Fifty-five Danish families with two offspring concordant for type 1 diabetes--identified through a nationwide population-based survey, and 57 "true sporadic" cases--matched with familial cases for age at onset, but with no IDDM-affected first-degree relatives and long disease duration, and 110 control subjects were typed for putative genetic susceptibility markers for type 1 diabetes identified from a pathogenetic model. The markers included MHC class I, II and III loci, the manganese superoxide dismutase (MnSOD) locus (chr. 6q), interleukin-1 beta (IL1B), the IL-1 receptor antagonist (IL1RN), and the IL-1 type 1 receptor (IL1RI) loci (each chr. 2q). No significant differences between familial and sporadic cases were found within the MHC region (including the following loci: HLA-DQ, -DR, heat shock protein (HSP) 70, tumour necrosis factor (TNF), HLA-B and -A).
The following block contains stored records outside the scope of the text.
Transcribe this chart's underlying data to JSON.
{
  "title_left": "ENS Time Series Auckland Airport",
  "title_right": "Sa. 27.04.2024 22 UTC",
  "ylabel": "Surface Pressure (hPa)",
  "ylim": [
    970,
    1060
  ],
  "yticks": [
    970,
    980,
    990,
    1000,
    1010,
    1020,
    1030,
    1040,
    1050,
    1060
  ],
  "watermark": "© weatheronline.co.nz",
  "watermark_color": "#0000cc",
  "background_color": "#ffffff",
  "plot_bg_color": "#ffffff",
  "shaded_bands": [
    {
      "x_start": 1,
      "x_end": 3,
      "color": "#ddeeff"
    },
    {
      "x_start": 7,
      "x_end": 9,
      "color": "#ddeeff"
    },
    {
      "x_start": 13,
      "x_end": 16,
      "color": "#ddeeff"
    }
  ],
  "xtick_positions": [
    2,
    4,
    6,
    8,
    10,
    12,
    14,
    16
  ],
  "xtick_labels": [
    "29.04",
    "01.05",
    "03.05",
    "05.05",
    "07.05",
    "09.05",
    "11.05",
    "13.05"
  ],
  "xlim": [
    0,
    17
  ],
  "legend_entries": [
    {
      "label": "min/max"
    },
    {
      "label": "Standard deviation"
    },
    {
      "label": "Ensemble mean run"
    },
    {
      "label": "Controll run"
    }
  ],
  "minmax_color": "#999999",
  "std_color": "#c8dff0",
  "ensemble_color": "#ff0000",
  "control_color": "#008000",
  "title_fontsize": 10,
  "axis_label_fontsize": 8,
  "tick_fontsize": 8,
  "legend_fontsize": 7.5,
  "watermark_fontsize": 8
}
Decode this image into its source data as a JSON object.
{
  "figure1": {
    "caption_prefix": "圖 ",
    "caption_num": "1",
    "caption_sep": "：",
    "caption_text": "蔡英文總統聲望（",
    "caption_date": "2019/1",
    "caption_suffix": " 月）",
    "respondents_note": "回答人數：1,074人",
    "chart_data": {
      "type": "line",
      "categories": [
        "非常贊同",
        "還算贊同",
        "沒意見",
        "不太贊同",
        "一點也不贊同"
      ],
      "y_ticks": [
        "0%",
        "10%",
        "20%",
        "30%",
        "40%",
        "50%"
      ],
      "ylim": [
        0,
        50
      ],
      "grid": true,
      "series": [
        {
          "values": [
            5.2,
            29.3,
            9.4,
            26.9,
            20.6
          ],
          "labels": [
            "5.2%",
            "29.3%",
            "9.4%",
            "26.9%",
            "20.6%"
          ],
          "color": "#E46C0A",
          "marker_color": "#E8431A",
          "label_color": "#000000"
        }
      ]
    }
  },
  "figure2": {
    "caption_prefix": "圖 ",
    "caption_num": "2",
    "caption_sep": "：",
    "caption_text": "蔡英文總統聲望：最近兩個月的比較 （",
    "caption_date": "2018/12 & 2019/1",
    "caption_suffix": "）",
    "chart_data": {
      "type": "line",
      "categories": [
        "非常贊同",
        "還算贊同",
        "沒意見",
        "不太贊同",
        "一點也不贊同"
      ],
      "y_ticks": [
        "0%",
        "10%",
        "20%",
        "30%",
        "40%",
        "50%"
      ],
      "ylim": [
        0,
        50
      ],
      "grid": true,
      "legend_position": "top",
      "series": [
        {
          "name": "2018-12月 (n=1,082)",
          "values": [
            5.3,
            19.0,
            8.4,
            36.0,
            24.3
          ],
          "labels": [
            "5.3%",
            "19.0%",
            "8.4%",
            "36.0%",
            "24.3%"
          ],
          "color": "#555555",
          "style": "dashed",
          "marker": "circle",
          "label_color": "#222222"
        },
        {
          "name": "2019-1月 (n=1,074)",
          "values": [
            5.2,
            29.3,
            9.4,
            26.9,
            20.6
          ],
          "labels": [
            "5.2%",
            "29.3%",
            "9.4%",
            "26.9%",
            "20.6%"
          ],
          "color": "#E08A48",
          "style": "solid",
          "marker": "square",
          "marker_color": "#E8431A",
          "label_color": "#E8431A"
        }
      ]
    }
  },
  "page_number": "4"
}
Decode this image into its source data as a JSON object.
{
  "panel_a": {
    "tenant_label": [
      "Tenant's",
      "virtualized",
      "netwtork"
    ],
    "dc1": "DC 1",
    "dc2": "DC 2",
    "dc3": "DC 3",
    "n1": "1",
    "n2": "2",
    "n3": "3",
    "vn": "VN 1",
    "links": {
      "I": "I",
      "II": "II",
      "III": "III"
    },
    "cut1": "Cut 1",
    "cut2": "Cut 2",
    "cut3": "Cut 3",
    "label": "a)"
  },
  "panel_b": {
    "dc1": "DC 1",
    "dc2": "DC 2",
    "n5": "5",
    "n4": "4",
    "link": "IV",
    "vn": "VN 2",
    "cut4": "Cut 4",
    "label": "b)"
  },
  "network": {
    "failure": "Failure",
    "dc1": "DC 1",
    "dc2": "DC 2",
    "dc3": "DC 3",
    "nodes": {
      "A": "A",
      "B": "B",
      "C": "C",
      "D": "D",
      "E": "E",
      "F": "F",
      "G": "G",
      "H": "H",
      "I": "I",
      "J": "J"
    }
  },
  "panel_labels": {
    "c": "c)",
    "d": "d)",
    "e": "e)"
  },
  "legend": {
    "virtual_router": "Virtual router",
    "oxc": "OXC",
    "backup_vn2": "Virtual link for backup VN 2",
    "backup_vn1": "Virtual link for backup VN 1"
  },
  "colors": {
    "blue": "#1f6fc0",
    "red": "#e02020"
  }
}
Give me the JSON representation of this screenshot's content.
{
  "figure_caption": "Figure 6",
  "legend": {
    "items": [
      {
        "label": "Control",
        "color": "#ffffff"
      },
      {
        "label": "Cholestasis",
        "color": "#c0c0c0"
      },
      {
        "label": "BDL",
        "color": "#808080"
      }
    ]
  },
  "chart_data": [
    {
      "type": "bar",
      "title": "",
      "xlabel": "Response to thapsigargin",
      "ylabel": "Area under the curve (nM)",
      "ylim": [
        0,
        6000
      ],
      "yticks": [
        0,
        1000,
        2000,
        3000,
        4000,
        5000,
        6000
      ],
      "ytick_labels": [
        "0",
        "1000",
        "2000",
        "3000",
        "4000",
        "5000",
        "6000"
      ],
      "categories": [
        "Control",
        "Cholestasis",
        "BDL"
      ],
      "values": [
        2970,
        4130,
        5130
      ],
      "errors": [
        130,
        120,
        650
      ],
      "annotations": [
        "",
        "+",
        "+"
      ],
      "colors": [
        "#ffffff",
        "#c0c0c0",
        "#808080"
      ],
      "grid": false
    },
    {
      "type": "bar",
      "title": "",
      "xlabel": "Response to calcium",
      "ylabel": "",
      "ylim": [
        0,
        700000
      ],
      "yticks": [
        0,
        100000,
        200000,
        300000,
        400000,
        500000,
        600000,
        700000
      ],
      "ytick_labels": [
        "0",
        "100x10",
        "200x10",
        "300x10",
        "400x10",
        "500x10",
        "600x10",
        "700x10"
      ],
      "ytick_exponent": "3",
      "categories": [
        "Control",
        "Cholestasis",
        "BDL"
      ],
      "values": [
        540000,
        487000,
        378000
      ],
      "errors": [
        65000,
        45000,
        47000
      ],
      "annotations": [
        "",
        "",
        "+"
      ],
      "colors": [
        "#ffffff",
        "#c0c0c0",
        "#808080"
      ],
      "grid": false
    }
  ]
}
In both groups of patients 11% were negative for both DQA1*0301-DQB1*0302 and DQA1*0501-DQB1*0201 genotypes, and 7% of the type 1 diabetics had genotypes unable to encode a susceptibility DQ alpha beta heterodimer. Disease association was found for the IL1RN (p = 0.04) and for the IL1RI (p = 0.03). When comparing controls and only familial cases with type 1 diabetes for the IL1RN polymorphism a difference was observed (p = 0.003). For the IL1B RFLP a trend for difference was observed between familial cases and control subjects (p = 0.046), whereas no differences between sporadic cases and control subjects could be demonstrated neither at the IL1B nor at the IL1RN loci. A difference in the MnSOD pattern was observed between sporadic cases and controls (p = 0.04).